A: Frankly, I like being in Shanghai. It’s a great place to be and a great place to teach because of the international and local contacts I’ve made at this MBA center. Also, I like the traveling aspect of teaching at Shanghai University. I went to Lijiang to teach Motorola students about business research methods. I’ve visited Memphis University in Tennessee because we have a joint program with them. So I’ve been able to travel a lot while working at this university, and this is something I love doing very much.
Q: What do you hope your students get from your classes?
A: I hope after my classes, and also from other classes taught by overseas faculty, that they will have an international perspective of business and that they learn many soft skills – communications, the importance of international business ethics, corporate social responsibility. I also want them to understand that businessmen are not just here to make money, but also to make contributions to society. I always try to make them learn beyond themselves, beyond China, and to not be too stubborn in their local thinking.
Q: Previously, you worked as a corporate lawyer for 27 years and taught in many different countries. How does China’s salary for professors compare to other places you’ve worked?
A: The pay here, in comparison to the pay in Singapore, is very low. In Singapore I’d be making about 15 times what I’m getting here in Shanghai. But I didn’t come to Shanghai for the money; it’s more for the satisfaction of my passion for teaching. And being a Chinese descendant, I have a liking for Chinese culture, so I think Shanghai and Beijing are two great cities to be at this age. I’m now 62 years old and I’d personally like to see China develop. So it’s for non-materialistic reasons that I’ve come to Shanghai, like fulfilling a dream to teach at my late age.
Michael Pettis, PhD
Professor of Finance, Guanghua School of Management at Peking University
Owner of D-22, a Beijing bar, and the Maybe Mars record label
Q: Why did you choose to come to China to teach?
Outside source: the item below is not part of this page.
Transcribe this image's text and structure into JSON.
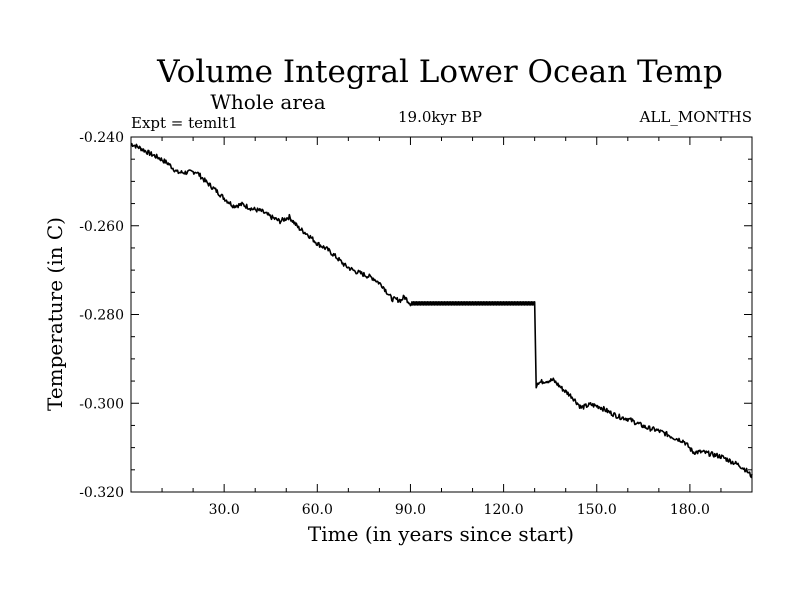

A: After 15 years working on Wall Street and specializing in Latin America, it seemed to me that my learning curve was becoming increasingly flat. I decided to spend a one-week holiday in China in March 2001. During that week in Beijing I was so impressed by the sense of history-in-the-making that on the flight back I decided to quit my job and move to China for two years. For the previous nine years while working on Wall Street I had also taught a course every semester at the Columbia Business School, and largely because of that, within three months of my trip to Beijing I was able to get an offer from Tsinghua University, which I immediately accepted. I spent three years there and then went to Peking University where I have spent the past four years.
Q: What have been the biggest challenges during your tenure?
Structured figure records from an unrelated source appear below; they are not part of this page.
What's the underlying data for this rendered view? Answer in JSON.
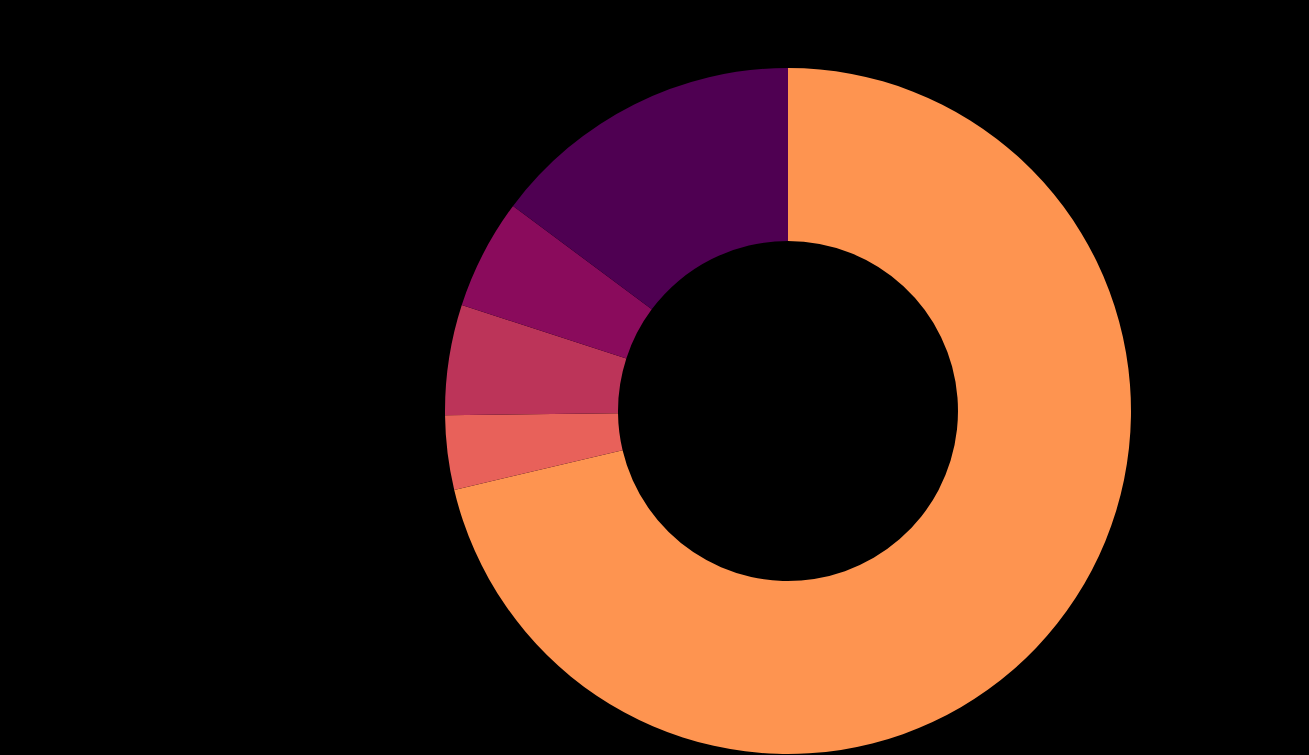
{
  "chart_data": {
    "type": "donut",
    "categories": [
      null,
      null,
      null,
      null,
      null
    ],
    "values": [
      71.3,
      3.5,
      5.2,
      5.2,
      14.8
    ],
    "colors": [
      "#fe9450",
      "#e8615a",
      "#bc3459",
      "#8a0b5c",
      "#4f0052"
    ]
  }
}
A: If by "challenges" you mean "difficulties," it is hard to think of any great challenges. The students are superb and eager to learn, and there is no doubt that given the enormous prestige of Peking University I am training many of China’s future political, business and cultural leaders, which of course makes the experience doubly exciting. The school has treated me very well and given me a lot of flexibility in research and teaching style. I have access to almost anyone I want to meet. Probably my biggest challenge has been my very limited success in speaking Chinese, which is not so easy for a middle-aged guy to learn. My biggest frustrations are the sporadic inconveniences of life under a sometimes fairly paranoid government.
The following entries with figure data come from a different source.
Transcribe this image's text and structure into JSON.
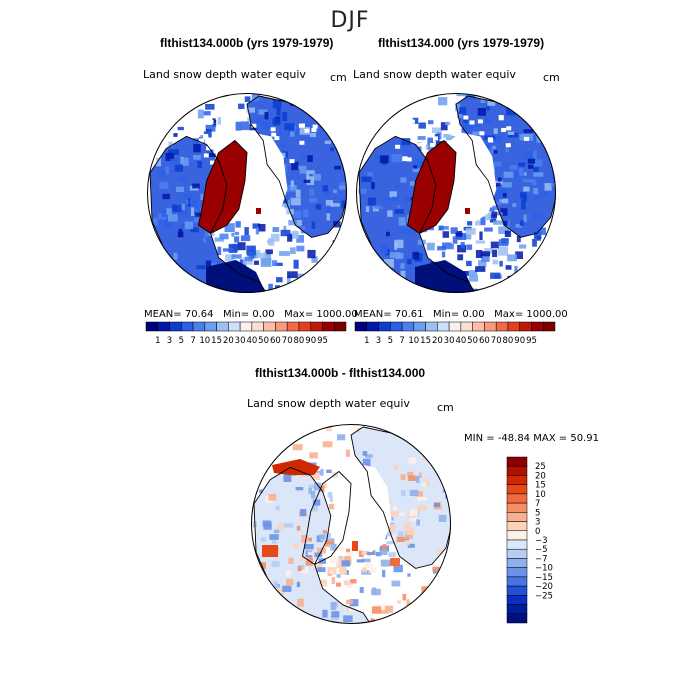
{
  "season": "DJF",
  "colors": {
    "seq": [
      "#00007f",
      "#0018a8",
      "#0a3dd0",
      "#2a5fe8",
      "#4a7ff0",
      "#6a9ff0",
      "#9cc0f5",
      "#cde0fa",
      "#f8f1ee",
      "#fde0d0",
      "#fcbfa6",
      "#f89a7c",
      "#f06a4a",
      "#e2401f",
      "#c01808",
      "#980000",
      "#7a0000"
    ],
    "land": "#ffffff",
    "coast": "#000000"
  },
  "panels": {
    "left": {
      "title": "flthist134.000b (yrs 1979-1979)",
      "variable": "Land snow depth water equiv",
      "unit": "cm",
      "mean_label": "MEAN=",
      "mean": "70.64",
      "min_label": "Min=",
      "min": "0.00",
      "max_label": "Max=",
      "max": "1000.00"
    },
    "right": {
      "title": "flthist134.000 (yrs 1979-1979)",
      "variable": "Land snow depth water equiv",
      "unit": "cm",
      "mean_label": "MEAN=",
      "mean": "70.61",
      "min_label": "Min=",
      "min": "0.00",
      "max_label": "Max=",
      "max": "1000.00"
    },
    "diff": {
      "title": "flthist134.000b - flthist134.000",
      "variable": "Land snow depth water equiv",
      "unit": "cm",
      "min_label": "MIN =",
      "min": "-48.84",
      "max_label": "MAX =",
      "max": "50.91"
    }
  },
  "chart_data": [
    {
      "type": "heatmap",
      "title": "flthist134.000b (yrs 1979-1979)",
      "variable": "Land snow depth water equiv",
      "unit": "cm",
      "projection": "north polar stereographic",
      "colorbar_ticks": [
        "1",
        "3",
        "5",
        "7",
        "10",
        "15",
        "20",
        "30",
        "40",
        "50",
        "60",
        "70",
        "80",
        "90",
        "95"
      ],
      "stats": {
        "mean": 70.64,
        "min": 0.0,
        "max": 1000.0
      }
    },
    {
      "type": "heatmap",
      "title": "flthist134.000 (yrs 1979-1979)",
      "variable": "Land snow depth water equiv",
      "unit": "cm",
      "projection": "north polar stereographic",
      "colorbar_ticks": [
        "1",
        "3",
        "5",
        "7",
        "10",
        "15",
        "20",
        "30",
        "40",
        "50",
        "60",
        "70",
        "80",
        "90",
        "95"
      ],
      "stats": {
        "mean": 70.61,
        "min": 0.0,
        "max": 1000.0
      }
    },
    {
      "type": "heatmap",
      "title": "flthist134.000b - flthist134.000",
      "variable": "Land snow depth water equiv",
      "unit": "cm",
      "projection": "north polar stereographic",
      "colorbar_ticks": [
        "25",
        "20",
        "15",
        "10",
        "7",
        "5",
        "3",
        "0",
        "−3",
        "−5",
        "−7",
        "−10",
        "−15",
        "−20",
        "−25"
      ],
      "colorbar_colors": [
        "#8b0000",
        "#b01000",
        "#d02800",
        "#e84818",
        "#f06a3c",
        "#f58e64",
        "#f8b090",
        "#fbd2bc",
        "#fdf0e8",
        "#dbe6f8",
        "#b6cdf2",
        "#8fb0ec",
        "#6a92e6",
        "#4674e0",
        "#2250d6",
        "#0a2ec2",
        "#001da0",
        "#00107a"
      ],
      "stats": {
        "min": -48.84,
        "max": 50.91
      }
    }
  ]
}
Q: What have been the biggest rewards?
A: People are very friendly and much more open than many outsiders realize, and I can play an active role not just in the world of finance but also in the arts, where I work with many of the young artists and musicians who are transforming China’s cultural life. I know it sounds a little pompous, but the biggest reward is probably the sense that I may have already made and will continue to make a difference in the development of so many very impressive young Chinese at such a crucial time for China and the world – at least that’s what they tell me, although of course young Chinese are notoriously polite to professors. It feels like I am in a small way participating in history.